Does rectum and bladder dose vary during the course of image-guided radiotherapy in the postprostatectomy setting?

Tumori 2014 Sep-Oct;100(5):529-35

Aims And Background: To assess the variations in actual doses delivered to the rectum and bladder in the course of postprostatectomy radiotherapy using kilovoltage-cone-beam computed tomography datasets acquired during image-guided radiotherapy.

Methods And Study Design: Twenty consecutive patients treated with intensity-modulated or intensity-modulated arc therapy to the prostate bed were retrospectively evaluated. Both the planning tomography and kilovoltage-cone-beam computed tomography were acquired with an empty rectum and a half-full bladder. Target localization was performed on the basis of soft tissue matching using cone-beam computed tomography scans before each treatment fraction. A total of 16 cone-beam computed tomography scans per patient (acquired at the first 5 fractions and twice weekly thereafter) were used for the assessments. The bladder and rectum were re-contoured offline on each cone-beam computed tomography scan by a single physician, and the delivered doses were recalculated. The variations in certain dose-volume parameters for the rectum and bladder (BD2cc, RD 2cc, V40%, V50%, V60%, V65%) were analyzed using the paired t test.

Results: Most of the dose volume variations for rectum and bladder were significantly higher than predicted (P <0.05) for the 320 kilovoltage-cone-beam computed tomography sets, except for the doses received by 2 cc of the bladder and V50 and V60 of the rectum. The dose-volume parameters of the bladder did not meet our criteria of V65 ≤25% and V40 ≤50% in 10% and 20% of the patients, respectively. None of the dose-volume histograms showed rectal V65 ≥17%; however, the rectal V40 ≤35% dose constraint was not met in 11 patients. For all patients, the ANOVA test revealed no significant difference between the variations.

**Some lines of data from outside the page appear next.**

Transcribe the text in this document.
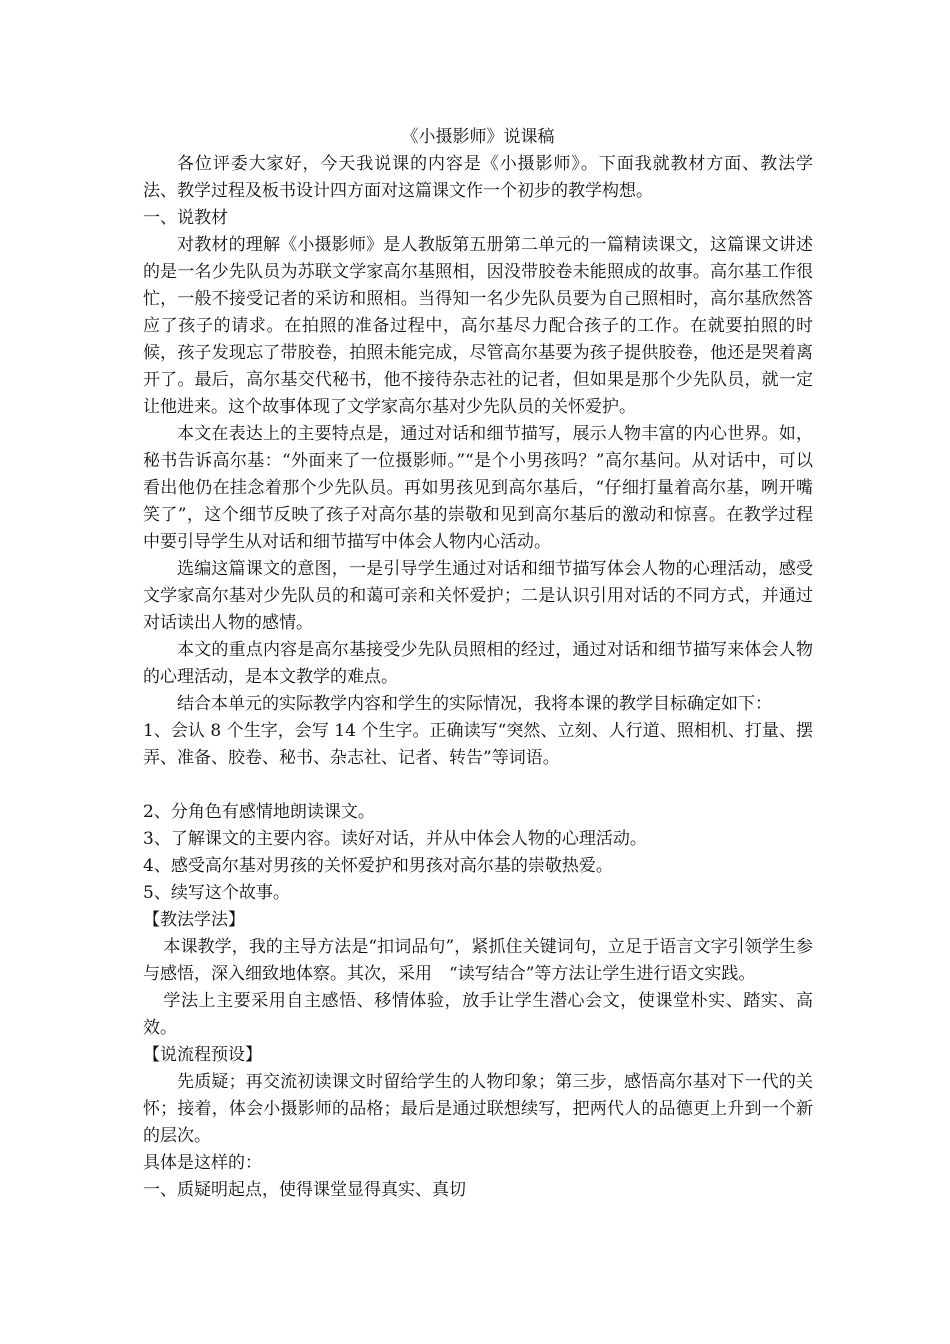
《小摄影师》说课稿

各位评委大家好，今天我说课的内容是《小摄影师》。下面我就教材方面、教法学法、教学过程及板书设计四方面对这篇课文作一个初步的教学构想。

一、说教材

对教材的理解《小摄影师》是人教版第五册第二单元的一篇精读课文，这篇课文讲述的是一名少先队员为苏联文学家高尔基照相，因没带胶卷未能照成的故事。高尔基工作很忙，一般不接受记者的采访和照相。当得知一名少先队员要为自己照相时，高尔基欣然答应了孩子的请求。在拍照的准备过程中，高尔基尽力配合孩子的工作。在就要拍照的时候，孩子发现忘了带胶卷，拍照未能完成，尽管高尔基要为孩子提供胶卷，他还是哭着离开了。最后，高尔基交代秘书，他不接待杂志社的记者，但如果是那个少先队员，就一定让他进来。这个故事体现了文学家高尔基对少先队员的关怀爱护。

本文在表达上的主要特点是，通过对话和细节描写，展示人物丰富的内心世界。如，秘书告诉高尔基：“外面来了一位摄影师。”“是个小男孩吗？”高尔基问。从对话中，可以看出他仍在挂念着那个少先队员。再如男孩见到高尔基后，“仔细打量着高尔基，咧开嘴笑了”，这个细节反映了孩子对高尔基的崇敬和见到高尔基后的激动和惊喜。在教学过程中要引导学生从对话和细节描写中体会人物内心活动。

选编这篇课文的意图，一是引导学生通过对话和细节描写体会人物的心理活动，感受文学家高尔基对少先队员的和蔼可亲和关怀爱护；二是认识引用对话的不同方式，并通过对话读出人物的感情。

本文的重点内容是高尔基接受少先队员照相的经过，通过对话和细节描写来体会人物的心理活动，是本文教学的难点。

结合本单元的实际教学内容和学生的实际情况，我将本课的教学目标确定如下：

1、会认 8 个生字，会写 14 个生字。正确读写“突然、立刻、人行道、照相机、打量、摆弄、准备、胶卷、秘书、杂志社、记者、转告”等词语。

2、分角色有感情地朗读课文。

3、了解课文的主要内容。读好对话，并从中体会人物的心理活动。

4、感受高尔基对男孩的关怀爱护和男孩对高尔基的崇敬热爱。

5、续写这个故事。

【教法学法】

本课教学，我的主导方法是“扣词品句”，紧抓住关键词句，立足于语言文字引领学生参与感悟，深入细致地体察。其次，采用　“读写结合”等方法让学生进行语文实践。

学法上主要采用自主感悟、移情体验，放手让学生潜心会文，使课堂朴实、踏实、高效。

【说流程预设】

先质疑；再交流初读课文时留给学生的人物印象；第三步，感悟高尔基对下一代的关怀；接着，体会小摄影师的品格；最后是通过联想续写，把两代人的品德更上升到一个新的层次。

具体是这样的：

一、质疑明起点，使得课堂显得真实、真切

Conclusion: Actual doses delivered during treatment were found to be higher than predicted, but the majority of calculated bladder and rectal doses remained in the limits of our plan acceptance criteria. Interfraction variability of the rectum and bladder is a major concern in the postprostatectomy radiotherapy setting, even when patients are instructed about rectal and bladder preparation before the radiotherapy course. Image guidance with cone-beam computed tomography at each treatment fraction may offer a viable tool to account for interfraction variations of the rectum and bladder throughout the treatment course.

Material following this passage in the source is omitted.